As some populations expand and others contract, their ecological roles will also change. Given the importance of animals as seed-dispersers, for example, certain plant populations might also expand and contract; and that principle can be applied in the myriad contexts of each species’ life history. Altogether, writes Willson, changes might be expected in “vegetation composition or structure, nutrient dynamics, food web structure, or ecosystem services.” The very fabric of the Everglades could be rewoven.
What to do? Attempts at killing pythons have so far been unsuccessful. Big as they are, the snakes are notoriously good at hiding. They’re also fast-breeding. With any luck, Everglades animals will simply learn to evade them, with newly wise populations eventually rebounding; there are “other cases of invasive species where prey have learned or evolved responses that allow them to co-exist,” Willson says, though there’s so far “no data indicating that this is happening in Florida.”
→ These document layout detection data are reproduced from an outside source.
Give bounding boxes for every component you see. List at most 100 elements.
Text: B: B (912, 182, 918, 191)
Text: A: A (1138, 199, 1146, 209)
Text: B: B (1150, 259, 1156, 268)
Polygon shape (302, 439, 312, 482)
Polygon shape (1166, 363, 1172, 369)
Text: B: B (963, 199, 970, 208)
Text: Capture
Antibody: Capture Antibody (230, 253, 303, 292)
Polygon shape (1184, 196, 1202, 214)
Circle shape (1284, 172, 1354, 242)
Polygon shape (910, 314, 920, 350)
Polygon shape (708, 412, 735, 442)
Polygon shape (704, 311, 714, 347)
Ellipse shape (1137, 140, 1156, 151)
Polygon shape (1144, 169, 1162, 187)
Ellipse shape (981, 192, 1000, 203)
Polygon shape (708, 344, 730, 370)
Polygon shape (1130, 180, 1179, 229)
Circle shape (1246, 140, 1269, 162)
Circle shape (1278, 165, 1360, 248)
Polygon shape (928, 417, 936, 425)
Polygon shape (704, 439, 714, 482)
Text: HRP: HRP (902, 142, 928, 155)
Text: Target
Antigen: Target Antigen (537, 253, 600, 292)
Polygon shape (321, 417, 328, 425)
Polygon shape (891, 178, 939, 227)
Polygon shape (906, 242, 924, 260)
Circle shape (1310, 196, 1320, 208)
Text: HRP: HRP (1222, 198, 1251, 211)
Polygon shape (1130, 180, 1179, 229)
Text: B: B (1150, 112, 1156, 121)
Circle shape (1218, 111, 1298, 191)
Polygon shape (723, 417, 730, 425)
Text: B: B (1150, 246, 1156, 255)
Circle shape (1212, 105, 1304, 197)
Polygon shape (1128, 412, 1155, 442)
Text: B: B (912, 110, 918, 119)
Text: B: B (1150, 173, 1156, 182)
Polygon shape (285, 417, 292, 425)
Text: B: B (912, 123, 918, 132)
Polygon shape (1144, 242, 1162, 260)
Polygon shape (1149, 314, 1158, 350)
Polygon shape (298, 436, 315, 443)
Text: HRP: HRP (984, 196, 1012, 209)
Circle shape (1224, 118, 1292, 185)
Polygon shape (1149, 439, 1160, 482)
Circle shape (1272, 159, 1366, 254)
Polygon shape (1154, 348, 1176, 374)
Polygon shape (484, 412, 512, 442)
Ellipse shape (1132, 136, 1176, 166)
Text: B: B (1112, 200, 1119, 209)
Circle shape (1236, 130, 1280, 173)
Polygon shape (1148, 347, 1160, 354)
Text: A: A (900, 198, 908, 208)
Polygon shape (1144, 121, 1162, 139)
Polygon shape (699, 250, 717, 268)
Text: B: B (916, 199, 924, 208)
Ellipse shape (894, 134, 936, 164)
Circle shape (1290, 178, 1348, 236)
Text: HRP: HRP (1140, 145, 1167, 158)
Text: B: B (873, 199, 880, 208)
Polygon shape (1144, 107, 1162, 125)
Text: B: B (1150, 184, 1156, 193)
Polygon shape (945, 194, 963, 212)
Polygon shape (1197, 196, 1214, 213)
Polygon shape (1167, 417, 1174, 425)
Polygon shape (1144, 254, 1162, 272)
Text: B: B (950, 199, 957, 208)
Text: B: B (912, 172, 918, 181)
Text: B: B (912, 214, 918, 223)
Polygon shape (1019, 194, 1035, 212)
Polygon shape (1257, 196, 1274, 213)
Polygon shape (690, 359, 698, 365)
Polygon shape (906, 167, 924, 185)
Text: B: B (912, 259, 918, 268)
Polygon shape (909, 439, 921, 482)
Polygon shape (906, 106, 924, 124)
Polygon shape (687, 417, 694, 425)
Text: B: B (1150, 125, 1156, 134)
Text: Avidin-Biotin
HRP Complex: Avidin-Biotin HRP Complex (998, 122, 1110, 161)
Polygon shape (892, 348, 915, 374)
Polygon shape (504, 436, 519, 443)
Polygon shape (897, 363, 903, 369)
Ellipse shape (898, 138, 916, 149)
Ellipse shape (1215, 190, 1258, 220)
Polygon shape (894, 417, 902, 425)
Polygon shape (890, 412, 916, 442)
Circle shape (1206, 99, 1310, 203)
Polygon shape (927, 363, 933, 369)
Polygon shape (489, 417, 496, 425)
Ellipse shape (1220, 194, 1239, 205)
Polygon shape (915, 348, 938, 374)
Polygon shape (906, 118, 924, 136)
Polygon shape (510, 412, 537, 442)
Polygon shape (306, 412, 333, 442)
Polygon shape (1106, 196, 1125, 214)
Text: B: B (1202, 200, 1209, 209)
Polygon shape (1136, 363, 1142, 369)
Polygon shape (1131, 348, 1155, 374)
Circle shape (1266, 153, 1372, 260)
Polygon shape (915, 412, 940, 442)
Perhaps people might instead make peace, embracing—or at least accepting—Everglades ecosystems with Burmese pythons as a new apex predator and keystone species. Given the lack of an easy solution, such a case could be made, but “the degree of mammal declines is troubling, and the near-complete disappearance of most mammals does not seem to me like a ‘new equilibrium’ that we should be shooting for,” says Willson. “I do like the idea of more turtles, though.”